Pak Danu memilih untuk tidak menjawab, kalaupun Arya kembali membalas ucapannya pak Danu, tentu saja pak Danu sudah lebih tahu yang sebenarnya.
Merasa tidak akan mendapat balasan, Arya memilih untuk menatap jalanan di luar. Dia juga ikut memperhatikan orang-orang yang sedang berlalu-lalang di trotoar, yang melakukan busking, atau yang cuman sekedar duduk-duduk lesehan di depan sebuah toko yang sudah tutup.
Seketika, mata Arya langsung tertuju kepada seoarang wanita bertubuh langsing nan semampai yang sedang memberikan satu kantong plastik berukuran sedang kepada salah satu pengemis.

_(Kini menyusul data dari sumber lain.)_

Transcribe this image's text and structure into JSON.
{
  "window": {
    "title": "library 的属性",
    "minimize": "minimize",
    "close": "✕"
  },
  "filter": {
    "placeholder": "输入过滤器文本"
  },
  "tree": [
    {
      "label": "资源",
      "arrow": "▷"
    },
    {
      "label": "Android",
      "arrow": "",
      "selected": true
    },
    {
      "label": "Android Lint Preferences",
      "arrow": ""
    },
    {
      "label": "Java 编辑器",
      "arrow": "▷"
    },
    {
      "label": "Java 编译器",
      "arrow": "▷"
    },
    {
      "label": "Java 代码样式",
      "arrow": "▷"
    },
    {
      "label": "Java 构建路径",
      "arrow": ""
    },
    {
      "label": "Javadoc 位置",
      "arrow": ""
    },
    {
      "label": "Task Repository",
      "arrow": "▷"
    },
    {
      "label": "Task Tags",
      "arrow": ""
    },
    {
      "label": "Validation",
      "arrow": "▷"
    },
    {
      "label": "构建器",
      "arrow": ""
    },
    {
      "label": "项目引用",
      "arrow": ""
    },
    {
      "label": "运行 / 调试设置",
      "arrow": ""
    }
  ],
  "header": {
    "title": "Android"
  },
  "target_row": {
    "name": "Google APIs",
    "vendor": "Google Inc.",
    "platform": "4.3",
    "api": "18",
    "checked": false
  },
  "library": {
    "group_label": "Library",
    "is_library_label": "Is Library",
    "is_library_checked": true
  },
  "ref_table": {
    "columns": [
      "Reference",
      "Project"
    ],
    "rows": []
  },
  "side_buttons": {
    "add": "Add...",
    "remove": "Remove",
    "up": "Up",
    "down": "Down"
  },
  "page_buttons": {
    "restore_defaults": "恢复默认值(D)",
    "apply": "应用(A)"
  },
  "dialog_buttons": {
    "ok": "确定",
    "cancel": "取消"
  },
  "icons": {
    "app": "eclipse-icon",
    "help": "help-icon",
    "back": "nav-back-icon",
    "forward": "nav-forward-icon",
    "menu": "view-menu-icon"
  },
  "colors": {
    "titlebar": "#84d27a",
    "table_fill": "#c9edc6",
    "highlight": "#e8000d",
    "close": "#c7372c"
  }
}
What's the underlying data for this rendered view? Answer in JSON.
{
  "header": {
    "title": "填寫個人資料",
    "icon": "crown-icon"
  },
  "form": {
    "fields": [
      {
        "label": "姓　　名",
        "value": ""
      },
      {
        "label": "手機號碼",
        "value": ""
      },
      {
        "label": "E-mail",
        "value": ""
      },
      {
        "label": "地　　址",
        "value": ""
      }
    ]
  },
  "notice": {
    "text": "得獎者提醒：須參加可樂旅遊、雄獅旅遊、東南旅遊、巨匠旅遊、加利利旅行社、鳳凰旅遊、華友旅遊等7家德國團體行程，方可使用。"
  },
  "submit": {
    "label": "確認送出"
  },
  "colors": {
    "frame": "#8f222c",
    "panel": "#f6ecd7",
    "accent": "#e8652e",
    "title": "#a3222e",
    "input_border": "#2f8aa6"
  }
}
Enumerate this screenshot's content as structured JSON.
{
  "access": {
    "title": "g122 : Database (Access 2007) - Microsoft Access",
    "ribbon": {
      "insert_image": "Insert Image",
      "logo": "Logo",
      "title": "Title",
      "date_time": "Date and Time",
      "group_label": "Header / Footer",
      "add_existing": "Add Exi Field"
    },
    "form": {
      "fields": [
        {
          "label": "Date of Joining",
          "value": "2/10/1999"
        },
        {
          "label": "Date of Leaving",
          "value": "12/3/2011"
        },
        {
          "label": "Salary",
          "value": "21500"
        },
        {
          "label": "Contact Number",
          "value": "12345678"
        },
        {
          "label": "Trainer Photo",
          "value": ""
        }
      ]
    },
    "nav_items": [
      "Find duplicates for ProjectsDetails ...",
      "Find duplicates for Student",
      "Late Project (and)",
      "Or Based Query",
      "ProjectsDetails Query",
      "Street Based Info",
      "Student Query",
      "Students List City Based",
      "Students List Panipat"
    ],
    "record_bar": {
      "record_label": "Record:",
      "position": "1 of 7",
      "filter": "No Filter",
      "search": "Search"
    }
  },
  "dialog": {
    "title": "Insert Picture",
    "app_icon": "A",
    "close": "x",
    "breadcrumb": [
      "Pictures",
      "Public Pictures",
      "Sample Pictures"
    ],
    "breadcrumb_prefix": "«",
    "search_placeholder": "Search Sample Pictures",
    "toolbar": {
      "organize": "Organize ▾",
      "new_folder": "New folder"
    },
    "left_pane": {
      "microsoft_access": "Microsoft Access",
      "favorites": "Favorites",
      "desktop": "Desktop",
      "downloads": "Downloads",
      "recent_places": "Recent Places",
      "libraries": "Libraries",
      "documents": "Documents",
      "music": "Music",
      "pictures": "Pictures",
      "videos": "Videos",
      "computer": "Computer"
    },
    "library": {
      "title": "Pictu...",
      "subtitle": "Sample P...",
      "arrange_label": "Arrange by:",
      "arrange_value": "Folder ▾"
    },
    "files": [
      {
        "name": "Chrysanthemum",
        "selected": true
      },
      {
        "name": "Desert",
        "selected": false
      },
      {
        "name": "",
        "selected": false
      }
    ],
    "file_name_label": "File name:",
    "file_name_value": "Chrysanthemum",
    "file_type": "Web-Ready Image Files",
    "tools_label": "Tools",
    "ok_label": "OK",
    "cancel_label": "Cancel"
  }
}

Memang bukan pemandangan yang aneh bagi Arya, ditambah lagi dirinya juga sesekali melakukan hal tersebut walaupun hanya untuk sebuah pencitraan saja.
Tetapi baginya saat ini, emtah mengapa melihat wanita itu melakukan suatu kebaikan membuat Arya merasa terhibur. Bahkan dia sampai enggan untuk mengalihkan pandangannya.
"Mas Arya? Ngeliatin apa mas serius banget keliatannya" tegur Pak Danu yang ternyata secara diam-diam beliau mengamati Arya.
"Engga pak, saya cuman ngeliatin mba-mba yang lagi ngasih bingkisan buat pengemis" jawab Arya.
"Oalah.. saya kira mas ngeliatin apa. Iseng banget mas merhatiin mba-mbanya"
"Bukan iseng pak, cuman kebetulan aja lagi pas ada di depan mata saya.."
"Pas ada di depan mata mas, atau karena mbanya cantik?"
"Semua mba-mba pasti cantik pak, masa iya mau disebut ganteng"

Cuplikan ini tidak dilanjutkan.